It has been a potentially momentous week for the NHS and the future of regional government in England.
That's what the rhetoric is suggesting. But details of the ground-breaking announcements on health and social care in Greater Manchester are still patchy.
The jury will be out for a while, but opinion formers in the health world are favourably disposed at this stage.
News of such significance is often trailed in a controlled way with a few outlines released in advanced followed by the full package at a pre-planned press conference.
It was nothing of the sort this time.
The announcement was a genuine surprise - there had been no nudges and winks in preceding weeks.
It was leaked by over-eager councillors in the Manchester area briefing BBC Radio Manchester and the Manchester Evening News. Well done to them on a fine scoop.
I gather NHS England chiefs were livid that their thunder had been stolen by local authority sources in Manchester.
They had planned to unveil the plan in the city today once the memorandum of understanding had been signed.
The merger of health and social care for 2.7m people will be one of the most significant developments on Simon Stevens' watch.
Understandably he wanted to be in control of the announcement.
The Chancellor George Osborne, unsurprisingly, was smiling as he delivered a brief TV clip after the story broke.
It fits in well with his Northern powerhouse agenda and the devolution of power and money from Whitehall to Manchester which he set in train last autumn.
Cynics might think it all looks rather convenient with the election barely two months away.
But I am told that his contacts amongst Greater Manchester councillors were important in facilitating an agreement.
A Chancellor of the Exchequer has the clout across national and regional government to make things happen.
'Worst to best'
So with the Chancellor and Simon Stevens of NHS England unveiling the plan in Manchester today, what have we learned?
The first thing which has been made clear is that this is a joint initiative involving local authorities and the GPs who head the local health commissioning groups.
The idea that £6 billion was being handed to local councillors was always wrong.
A new strategic health and social care partnership board will have representatives from the councils, hospitals and other providers, clinical commissioning groups and local NHS England management.
It has been emphasised that the deal does not amount to another reorganisation of the NHS.

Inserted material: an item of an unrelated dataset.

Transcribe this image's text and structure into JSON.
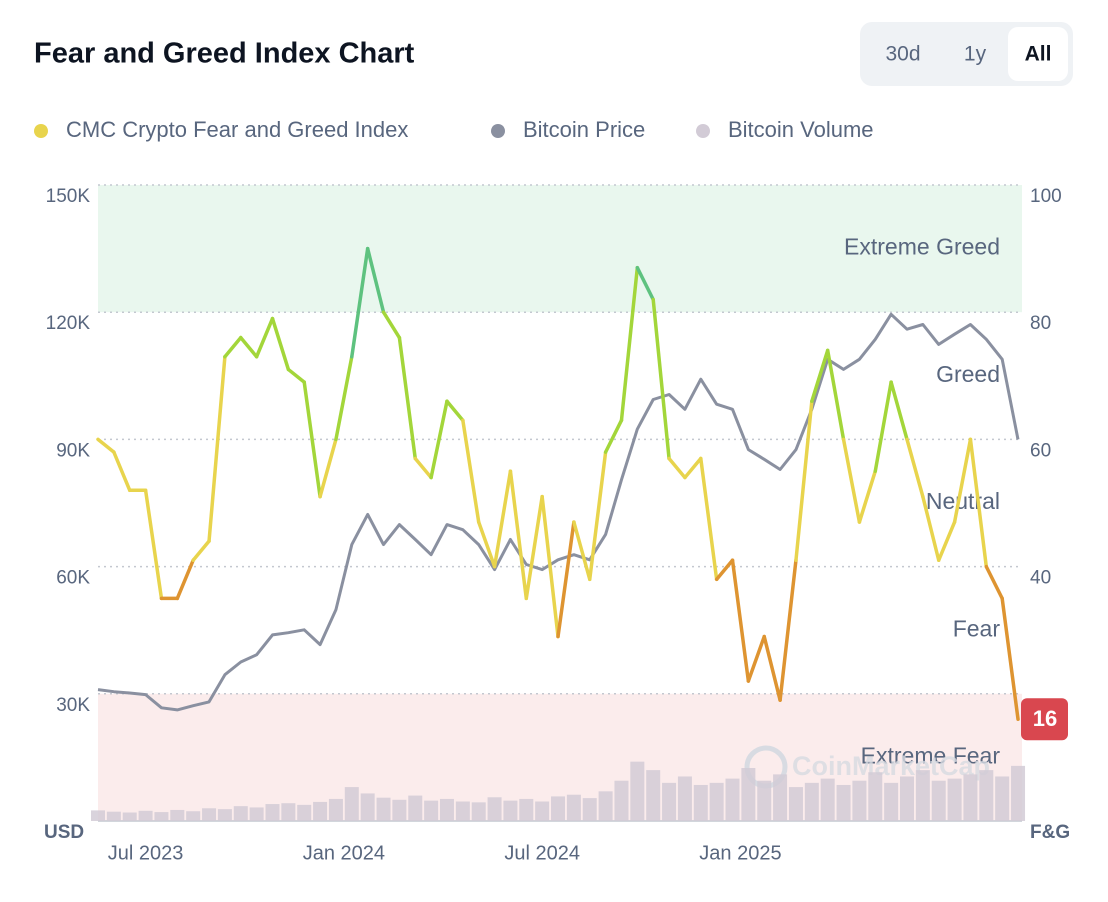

The new structure in Manchester will have to work to standards on care and patient rights and meet statutory duties set out in the NHS Constitution.
Even so Simon Stevens described it as the greatest integration and devolution of care since the creation of the NHS in 1948.
The £6 billion annual budget which has been much talked about includes a mix of money already provided to the local health economy and funds devolved from the centre by NHS England.
About £1.5 billion currently spent by NHS England will be handed to the new Greater Manchester body.
This includes money spent on specialised commissioning, for example treatments of rare diseases, and on GP services. The £6 billion pooled budget will also include funding for public health and social care at present held in town halls.
There is no doubt of the excitement amongst health and civic leaders in Greater Manchester, with "defining moment" and "unprecedented agreement" spicing up the press releases.
There is a genuine conviction that the new arrangements will help move the region from one with some of the worst health outcomes to the best.
Joined up thinking and spending, its argued, will promote prevention and care outside hospitals which can only improve the lives of residents.
And yet.....it will be a huge undertaking.
The structure, we are told, will be in place by April 2016 and fully functional a year later.
Remember, this has never before been tried in England. It will be on a bigger scale than the integrated health and social care system in Northern Ireland which has been operational since the 1970s.
There are suspicions in the health world that local councillors will distort priorities for the NHS.
A former clinical director of an NHS drug and alcohol service warned in The Guardian today that devolving this service to a local authority had resulted in it being outsourced because of local government competitive tendering rules.
Few doubt that the prize of genuine health and social care integration is well worth striving for. But delivering it is a big ask.
There will be unintended consequences and continued questions about whether this is the beginning of a fragmentation of the NHS in England.
Perhaps the old cliche is applicable here - only time will tell.